Hz. İsanın beşikteyken peygamberlik iddiasında bulunmadığına ve insanlara yönelik bir vahiy anlatımından sorumlu tutulmadığına işaret eden ayetler şu şekildedir: Allah ona okuma-yazmayı, hikmeti, Tevrat'ı ve İncil'i öğretecek. Onu, israioğullarına Peygamber kılacak...(Al-i imran 48, 49) Geleceği gösteren ve Hz. İsanın çok daha sonrasında gerçekleşecek Peygamberlik hayatından bahseden bu açık beyanlar olduğu halde hala Hz. İsanın beşikte peygamberlik nidasında bulunduğu saçmalığına ayak takımı olmak tamamiyle gereksizdir.

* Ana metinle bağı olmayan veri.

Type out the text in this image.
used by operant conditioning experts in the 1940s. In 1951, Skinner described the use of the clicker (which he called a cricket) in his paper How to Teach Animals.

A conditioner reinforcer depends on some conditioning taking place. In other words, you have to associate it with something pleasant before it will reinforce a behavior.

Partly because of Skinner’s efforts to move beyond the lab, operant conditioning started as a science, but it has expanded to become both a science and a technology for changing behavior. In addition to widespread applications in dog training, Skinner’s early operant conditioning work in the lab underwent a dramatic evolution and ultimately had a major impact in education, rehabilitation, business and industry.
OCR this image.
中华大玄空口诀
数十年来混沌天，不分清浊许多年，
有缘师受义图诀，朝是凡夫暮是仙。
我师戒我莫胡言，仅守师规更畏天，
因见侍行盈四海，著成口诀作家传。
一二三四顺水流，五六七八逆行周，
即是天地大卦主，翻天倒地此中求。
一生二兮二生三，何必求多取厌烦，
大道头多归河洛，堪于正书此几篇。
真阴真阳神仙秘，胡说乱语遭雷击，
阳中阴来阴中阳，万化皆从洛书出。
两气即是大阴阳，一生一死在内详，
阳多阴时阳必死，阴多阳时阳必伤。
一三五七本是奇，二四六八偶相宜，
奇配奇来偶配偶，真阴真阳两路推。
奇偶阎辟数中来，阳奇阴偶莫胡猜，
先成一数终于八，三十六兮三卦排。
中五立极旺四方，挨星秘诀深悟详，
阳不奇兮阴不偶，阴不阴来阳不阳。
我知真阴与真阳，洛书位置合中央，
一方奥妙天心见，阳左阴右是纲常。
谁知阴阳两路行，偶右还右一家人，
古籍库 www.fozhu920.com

Hal böyle iken mucizevi anlatım ve anlayışların tekelinden çıkıp öze dönüş farziyetini idrak ederek amel sahifelerine hakikatleri yazdıralım. Hakikatlerin olmadığı bir amelin gerekçelerini iblisler oluşturur. Şuan hayattaysak öze dönüş için hala vakit var demektir. Hakikatlerden kaçmak, batıldan korkmaktır. Batılın yaydığı bu korkaklık cehaletini, vahiyle ilme amade kılıp ıslah edelim.